Various studies indicate that the program faced relatively small resistance as the massive campaign includes religious leaders to help convince people that family planning does not contradict religion.

As a result, the fertility rate decreased by more than 50 percent in 35 years. In 1989, president Soeharto received a UN award for Indonesia’s success in reducing population growth through a family planning program.

Nonetheless the success was not without problems. The family planning program during Soeharto’s era — and even today — was more developed to serve the macro political and economic interest that is population control rather than to serve women’s needs.

While one of the goals of the family planning program is to reduce the high-maternal mortality rate, Indonesia’s rate remains the highest in the region despite the fact the program has been implemented nationally for decades.

In 2009, international agencies such as the UNFPA, UNESCAP, WHO and the UNDP confirm that there has been an increase of Indonesia’s maternal mortality rate from 307 in every 100,000 to 420 in every 100,000 births. On the other hand, the government denies this data and reveals that the maternal mortality rate decreases to 228 in every 100,000 births as stated in Indonesia’s MDGs report in 2009.
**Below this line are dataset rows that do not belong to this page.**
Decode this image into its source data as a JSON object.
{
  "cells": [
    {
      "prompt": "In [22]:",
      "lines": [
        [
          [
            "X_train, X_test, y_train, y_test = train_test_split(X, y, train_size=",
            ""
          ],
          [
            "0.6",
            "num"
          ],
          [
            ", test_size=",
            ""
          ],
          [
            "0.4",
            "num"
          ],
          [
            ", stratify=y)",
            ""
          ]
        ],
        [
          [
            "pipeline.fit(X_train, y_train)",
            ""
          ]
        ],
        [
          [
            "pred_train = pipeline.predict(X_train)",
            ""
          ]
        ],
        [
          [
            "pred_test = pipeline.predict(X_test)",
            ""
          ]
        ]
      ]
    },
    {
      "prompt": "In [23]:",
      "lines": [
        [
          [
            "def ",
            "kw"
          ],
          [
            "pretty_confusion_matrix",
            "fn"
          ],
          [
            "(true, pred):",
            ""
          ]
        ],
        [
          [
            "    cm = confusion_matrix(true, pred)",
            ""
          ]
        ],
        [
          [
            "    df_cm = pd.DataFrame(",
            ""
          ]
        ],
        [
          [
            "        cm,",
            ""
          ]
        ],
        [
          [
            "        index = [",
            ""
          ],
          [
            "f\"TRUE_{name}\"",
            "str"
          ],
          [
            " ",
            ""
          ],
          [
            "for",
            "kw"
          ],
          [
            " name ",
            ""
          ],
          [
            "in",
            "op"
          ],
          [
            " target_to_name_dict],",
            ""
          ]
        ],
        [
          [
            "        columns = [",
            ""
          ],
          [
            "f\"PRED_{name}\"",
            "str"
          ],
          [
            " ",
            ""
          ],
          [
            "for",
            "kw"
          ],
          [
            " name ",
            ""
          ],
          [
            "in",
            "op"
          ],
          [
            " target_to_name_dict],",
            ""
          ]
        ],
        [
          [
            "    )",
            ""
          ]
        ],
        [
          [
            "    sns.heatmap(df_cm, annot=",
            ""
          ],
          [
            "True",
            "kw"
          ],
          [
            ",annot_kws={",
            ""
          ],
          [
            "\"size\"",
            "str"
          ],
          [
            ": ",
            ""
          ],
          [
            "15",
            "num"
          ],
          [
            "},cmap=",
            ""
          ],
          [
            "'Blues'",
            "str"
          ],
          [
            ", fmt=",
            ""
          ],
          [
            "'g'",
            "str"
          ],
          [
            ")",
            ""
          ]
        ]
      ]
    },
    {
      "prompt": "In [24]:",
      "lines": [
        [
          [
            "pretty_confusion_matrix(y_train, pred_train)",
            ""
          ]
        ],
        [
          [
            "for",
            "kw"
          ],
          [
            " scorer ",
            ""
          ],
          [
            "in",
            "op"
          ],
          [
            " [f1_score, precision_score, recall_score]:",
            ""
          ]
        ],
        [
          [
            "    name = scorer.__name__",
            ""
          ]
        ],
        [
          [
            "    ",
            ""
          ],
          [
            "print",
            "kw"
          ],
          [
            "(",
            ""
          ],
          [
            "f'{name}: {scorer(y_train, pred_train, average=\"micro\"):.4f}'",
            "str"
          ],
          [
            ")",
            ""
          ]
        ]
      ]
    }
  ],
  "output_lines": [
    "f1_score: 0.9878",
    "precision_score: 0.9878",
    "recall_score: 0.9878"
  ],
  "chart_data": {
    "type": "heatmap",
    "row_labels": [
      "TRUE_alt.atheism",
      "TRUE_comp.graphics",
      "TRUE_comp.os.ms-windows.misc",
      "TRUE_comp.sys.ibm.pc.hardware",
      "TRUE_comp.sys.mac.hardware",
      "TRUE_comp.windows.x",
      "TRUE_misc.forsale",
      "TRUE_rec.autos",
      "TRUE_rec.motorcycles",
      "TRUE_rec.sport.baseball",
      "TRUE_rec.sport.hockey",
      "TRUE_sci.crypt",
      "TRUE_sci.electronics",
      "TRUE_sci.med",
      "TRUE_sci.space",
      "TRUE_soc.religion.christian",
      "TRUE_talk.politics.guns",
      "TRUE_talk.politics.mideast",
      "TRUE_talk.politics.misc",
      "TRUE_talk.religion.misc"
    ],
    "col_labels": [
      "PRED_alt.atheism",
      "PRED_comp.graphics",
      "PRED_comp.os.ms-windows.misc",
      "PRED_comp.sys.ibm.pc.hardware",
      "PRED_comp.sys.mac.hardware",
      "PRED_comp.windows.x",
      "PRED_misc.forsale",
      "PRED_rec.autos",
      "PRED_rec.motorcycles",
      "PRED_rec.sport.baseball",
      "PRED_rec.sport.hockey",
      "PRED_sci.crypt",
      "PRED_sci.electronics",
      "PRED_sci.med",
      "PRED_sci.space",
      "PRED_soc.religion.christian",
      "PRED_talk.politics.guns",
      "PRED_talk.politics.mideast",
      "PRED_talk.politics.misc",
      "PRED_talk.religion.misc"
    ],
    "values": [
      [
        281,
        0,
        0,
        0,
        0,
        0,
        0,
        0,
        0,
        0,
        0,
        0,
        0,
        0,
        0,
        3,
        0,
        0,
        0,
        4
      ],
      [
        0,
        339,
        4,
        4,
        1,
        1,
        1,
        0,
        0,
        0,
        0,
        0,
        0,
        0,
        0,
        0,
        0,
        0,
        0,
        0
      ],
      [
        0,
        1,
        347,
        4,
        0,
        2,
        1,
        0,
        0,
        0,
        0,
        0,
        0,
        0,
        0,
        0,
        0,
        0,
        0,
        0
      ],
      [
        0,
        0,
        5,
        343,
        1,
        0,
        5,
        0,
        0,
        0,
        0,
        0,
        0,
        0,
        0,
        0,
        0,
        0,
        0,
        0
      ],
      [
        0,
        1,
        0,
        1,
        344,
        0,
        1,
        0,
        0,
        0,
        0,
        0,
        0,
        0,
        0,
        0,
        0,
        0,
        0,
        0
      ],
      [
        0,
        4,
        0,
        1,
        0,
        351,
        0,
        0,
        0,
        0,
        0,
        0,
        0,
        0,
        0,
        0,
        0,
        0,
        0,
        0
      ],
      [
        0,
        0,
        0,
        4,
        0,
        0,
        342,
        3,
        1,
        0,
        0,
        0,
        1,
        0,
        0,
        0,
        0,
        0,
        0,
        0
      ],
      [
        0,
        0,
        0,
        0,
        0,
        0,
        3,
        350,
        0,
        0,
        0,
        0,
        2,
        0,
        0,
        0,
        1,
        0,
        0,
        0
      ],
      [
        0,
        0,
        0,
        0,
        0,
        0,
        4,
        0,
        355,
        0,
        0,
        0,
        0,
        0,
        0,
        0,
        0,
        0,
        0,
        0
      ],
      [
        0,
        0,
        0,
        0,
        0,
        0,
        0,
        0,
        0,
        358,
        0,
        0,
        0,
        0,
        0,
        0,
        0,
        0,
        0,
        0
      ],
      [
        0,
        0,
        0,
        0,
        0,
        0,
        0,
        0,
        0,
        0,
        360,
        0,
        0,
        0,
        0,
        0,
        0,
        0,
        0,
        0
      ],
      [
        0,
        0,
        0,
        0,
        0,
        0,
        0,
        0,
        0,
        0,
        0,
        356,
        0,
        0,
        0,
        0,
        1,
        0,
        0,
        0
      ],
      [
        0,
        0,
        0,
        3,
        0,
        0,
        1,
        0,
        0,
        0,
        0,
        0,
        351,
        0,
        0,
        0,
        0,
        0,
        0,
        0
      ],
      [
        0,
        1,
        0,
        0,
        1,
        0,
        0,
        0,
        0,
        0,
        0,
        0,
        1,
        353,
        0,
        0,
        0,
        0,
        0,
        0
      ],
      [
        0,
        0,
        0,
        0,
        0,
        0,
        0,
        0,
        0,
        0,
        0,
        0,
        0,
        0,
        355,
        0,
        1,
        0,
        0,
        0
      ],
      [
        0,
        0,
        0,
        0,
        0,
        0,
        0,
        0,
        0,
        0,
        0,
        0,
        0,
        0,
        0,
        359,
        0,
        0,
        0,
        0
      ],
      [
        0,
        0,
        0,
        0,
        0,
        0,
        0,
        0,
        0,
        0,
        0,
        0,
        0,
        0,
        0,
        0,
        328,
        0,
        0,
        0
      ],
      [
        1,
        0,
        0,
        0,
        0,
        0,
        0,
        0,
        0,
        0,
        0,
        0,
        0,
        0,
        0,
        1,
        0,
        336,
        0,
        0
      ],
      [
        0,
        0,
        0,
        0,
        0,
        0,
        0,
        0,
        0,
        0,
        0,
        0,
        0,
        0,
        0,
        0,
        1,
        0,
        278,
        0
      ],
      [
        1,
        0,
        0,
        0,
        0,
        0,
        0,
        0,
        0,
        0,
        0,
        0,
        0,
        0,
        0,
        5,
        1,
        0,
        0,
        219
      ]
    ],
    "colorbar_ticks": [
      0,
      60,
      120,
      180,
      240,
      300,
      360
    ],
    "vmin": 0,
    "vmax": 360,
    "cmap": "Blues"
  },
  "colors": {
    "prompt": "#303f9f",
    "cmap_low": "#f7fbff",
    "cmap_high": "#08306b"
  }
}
Whatever the rate, maternal death is a human tragedy that should be avoided. The high maternal mortality rate mirrors a failure in addressing women’s needs in development.

While ensuring women’s access to contraceptive methods is important, it is no less important to develop a family planning program within the framework of women’s empowerment.

Family planning should enable women to have greater control of their reproductive capacity and save them from unnecessary maternal deaths.